Fuckaduck," Talagan muttered quietly. "Those were Cersei and Jaime Lannister, were they not?"
"Yes," Pycelle said, surprised.
"And the patient is their mother?"
"Yes. Did they not tell you who she was?"
"No." Talagan pinched the bridge of his nose. "Only
'Labouring mother, bleeding, at the castle.'"
"Would it have changed your treatment?" Pycelle had enough of the measure of the man to predict his answer. It was exactly as he had expected, and useful for ceertain people who were doubtless paying more attention than they seemed.
"Of course not," the healer snapped, irritably. "I treat conditions, not rank."
"We'll need more yarrow," Pycelle said, not acknowledging the comment he had engineered for Tywin's benefit, "and ergot I suspect."
"There's more in my shop, if it hasn't been robbed blind while I was away," Talagan said, "but that's a hour's run there and back."
"Send servants."
"I don't have..." Talagan smiled ruefully. "If you wouldn't mind, Grand Maester?" The acknowledgement of his rank was welcome, and Pycelle inclined his head graciously approaching the guards as Talagan followed.
"Go to the baracks and send two guards to the healer's shop," he ordered and looked at Talagan for further instruction.
"If you can send a servant down there, go in through the front door, cupboard on your right on the wall by the door. Bring everything on the bottom shelf, if it hasn't been robbed while I was away."
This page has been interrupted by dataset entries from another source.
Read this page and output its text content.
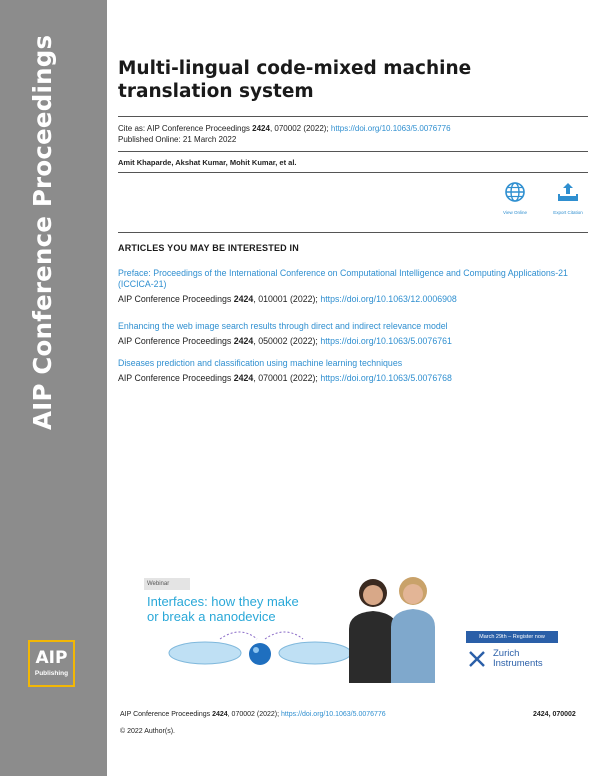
AIP Conference Proceedings
AIP
Publishing
Multi-lingual code-mixed machine translation system
Cite as: AIP Conference Proceedings 2424, 070002 (2022); https://doi.org/10.1063/5.0076776
Published Online: 21 March 2022
Amit Khaparde, Akshat Kumar, Mohit Kumar, et al.
View Online	Export Citation
ARTICLES YOU MAY BE INTERESTED IN
Preface: Proceedings of the International Conference on Computational Intelligence and Computing Applications-21 (ICCICA-21)
AIP Conference Proceedings 2424, 010001 (2022); https://doi.org/10.1063/12.0006908
Enhancing the web image search results through direct and indirect relevance model
AIP Conference Proceedings 2424, 050002 (2022); https://doi.org/10.1063/5.0076761
Diseases prediction and classification using machine learning techniques
AIP Conference Proceedings 2424, 070001 (2022); https://doi.org/10.1063/5.0076768
Webinar
Interfaces: how they make
or break a nanodevice
March 29th – Register now
Zurich
Instruments
AIP Conference Proceedings 2424, 070002 (2022); https://doi.org/10.1063/5.0076776	2424, 070002
© 2022 Author(s).
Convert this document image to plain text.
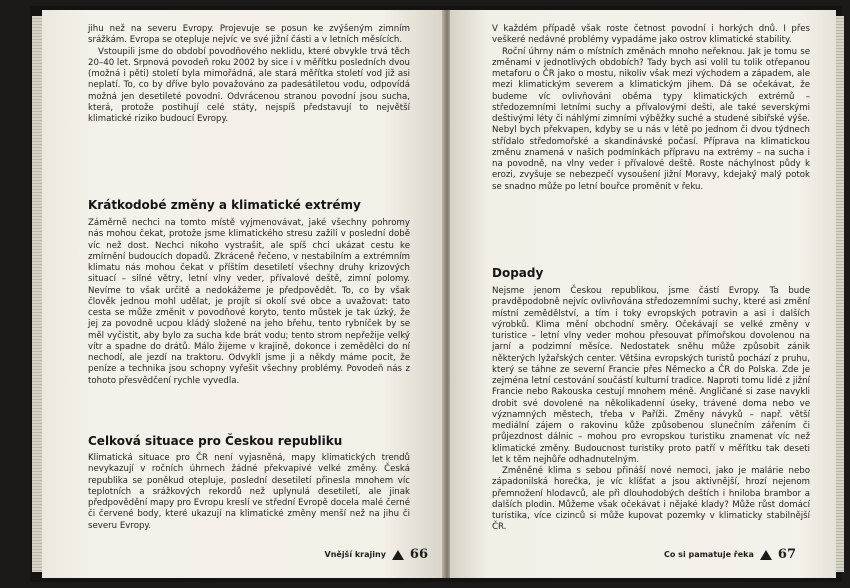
jihu než na severu Evropy. Projevuje se posun ke zvýšeným zimním srážkám. Evropa se otepluje nejvíc ve své jižní části a v letních měsících.

Vstoupili jsme do období povodňového neklidu, které obvykle trvá těch 20–40 let. Srpnová povodeň roku 2002 by sice i v měřítku posledních dvou (možná i pěti) století byla mimořádná, ale stará měřítka století vod již asi neplatí. To, co by dříve bylo považováno za padesátiletou vodu, odpovídá možná jen desetileté povodni. Odvrácenou stranou povodní jsou sucha, která, protože postihují celé státy, nejspíš představují to největší klimatické riziko budoucí Evropy.

Krátkodobé změny a klimatické extrémy

Záměrně nechci na tomto místě vyjmenovávat, jaké všechny pohromy nás mohou čekat, protože jsme klimatického stresu zažili v poslední době víc než dost. Nechci nikoho vystrašit, ale spíš chci ukázat cestu ke zmírnění budoucích dopadů. Zkráceně řečeno, v nestabilním a extrémním klimatu nás mohou čekat v příštím desetiletí všechny druhy krizových situací – silné větry, letní vlny veder, přívalové deště, zimní polomy. Nevíme to však určitě a nedokážeme je předpovědět. To, co by však člověk jednou mohl udělat, je projít si okolí své obce a uvažovat: tato cesta se může změnit v povodňové koryto, tento můstek je tak úzký, že jej za povodně ucpou kládý složené na jeho břehu, tento rybníček by se měl vyčistit, aby bylo za sucha kde brát vodu; tento strom nepřežije velký vítr a spadne do drátů. Málo žijeme v krajině, dokonce i zemědělci do ní nechodí, ale jezdí na traktoru. Odvykli jsme ji a někdy máme pocit, že peníze a technika jsou schopny vyřešit všechny problémy. Povodeň nás z tohoto přesvědčení rychle vyvedla.

Celková situace pro Českou republiku

Klimatická situace pro ČR není vyjasněná, mapy klimatických trendů nevykazují v ročních úhrnech žádné překvapivé velké změny. Česká republika se poněkud otepluje, poslední desetiletí přinesla mnohem víc teplotních a srážkových rekordů než uplynulá desetiletí, ale jinak předpovědění mapy pro Evropu kreslí ve střední Evropě docela malé černé či červené body, které ukazují na klimatické změny menší než na jihu či severu Evropy.

Vnější krajiny 66

V každém případě však roste četnost povodní i horkých dnů. I přes veškeré nedávné problémy vypadáme jako ostrov klimatické stability.

Roční úhrny nám o místních změnách mnoho neřeknou. Jak je tomu se změnami v jednotlivých obdobích? Tady bych asi volil tu tolik otřepanou metaforu o ČR jako o mostu, nikoliv však mezi východem a západem, ale mezi klimatickým severem a klimatickým jihem. Dá se očekávat, že budeme víc ovlivňováni oběma typy klimatických extrémů – středozemními letními suchy a přívalovými dešti, ale také severskými deštivými léty či náhlými zimními výběžky suché a studené sibiřské výše. Nebyl bych překvapen, kdyby se u nás v létě po jednom či dvou týdnech střídalo středomořské a skandinávské počasí. Příprava na klimatickou změnu znamená v našich podmínkách přípravu na extrémy – na sucha i na povodně, na vlny veder i přívalové deště. Roste náchylnost půdy k erozi, zvyšuje se nebezpečí vysoušení jižní Moravy, kdejaký malý potok se snadno může po letní bouřce proměnit v řeku.

Dopady

Nejsme jenom Českou republikou, jsme částí Evropy. Ta bude pravděpodobně nejvíc ovlivňována středozemními suchy, které asi změní místní zemědělství, a tím i toky evropských potravin a asi i dalších výrobků. Klima mění obchodní směry. Očekávají se velké změny v turistice – letní vlny veder mohou přesouvat přímořskou dovolenou na jarní a podzimní měsíce. Nedostatek sněhu může způsobit zánik některých lyžařských center. Většina evropských turistů pochází z pruhu, který se táhne ze severní Francie přes Německo a ČR do Polska. Zde je zejména letní cestování součástí kulturní tradice. Naproti tomu lidé z jižní Francie nebo Rakouska cestují mnohem méně. Angličané si zase navykli drobit své dovolené na několikadenní úseky, trávené doma nebo ve významných městech, třeba v Paříži. Změny návyků – např. větší mediální zájem o rakovinu kůže způsobenou slunečním zářením či průjezdnost dálnic – mohou pro evropskou turistiku znamenat víc než klimatické změny. Budoucnost turistiky proto patří v měřítku tak deseti let k těm nejhůře odhadnutelným.

Změněné klima s sebou přináší nové nemoci, jako je malárie nebo západonilská horečka, je víc klíšťat a jsou aktivnější, hrozí nejenom přemnožení hlodavců, ale při dlouhodobých deštích i hniloba brambor a dalších plodin. Můžeme však očekávat i nějaké klady? Může růst domácí turistika, více cizinců si může kupovat pozemky v klimaticky stabilnější ČR.

Co si pamatuje řeka 67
"Captain Mikal set two guards on the door," one of the guards said, and Talagan nodded.
"Thank you." He paused. "Jehan, when you go off-duty, could you see if anyone is going to Lannisport? I need someone to tell the Sept I won't be there on the senday. I have a critical case that can't be left. And they should refer my ongoing patients to the apothecary on the corner of Jospen's way and Aegon's Street, by the Twisted Rope Inn. She knows what to do. Tell them if she has any spare poppy or yarrow, or All-heal, come morn we'll need it." Tywin never looked away from Joanna, but his quiet, terse, order cut the room:
"
Go." The guard bowed imstantly and left at a run. Pycelle's interest piqued. Talagan knew the guards well enough to know them by name through the closed helmets, and request favours - no, well enough that the Captain did favours
unasked. As Talagan yawned again, Pycelle decided it was not the best time to ask.
The Sept was a new complication, and potentially an unwanted rival for the healer's talents. Nothing he could not overcome, he was sure. Now dealing with Valorick, when the man inevitably returned, would be harder. Tywin would be best applied to - and neatly distracted by - that issue. Shuffle a few pieces around and everything would work out exactly to his benefit. He smiled genially, checking the brews he had steeping on the side, and accidentally jostling the healer, who swayed on his feet.
"Your turn to sleep, I believe." As Talagan bridled, and looked to Joanna, Pycelle turned his own words against him. "A tired healer makes mistakes, don't they?"
"I take your point." The healer stumbled as he walked to the cot, neatly demonstrating Pycelle's point for him. As the man nearly passed out as he sat, falling asleep instantly before he even lay down, Pycelle set to work at the vital task of proving to Lord Tywin that there were two miracle healers here.
--
Apologies for the long delay. I have limited computer access at the moment, and real life has been involving too many family members, critical illness, and hospitals for much free time.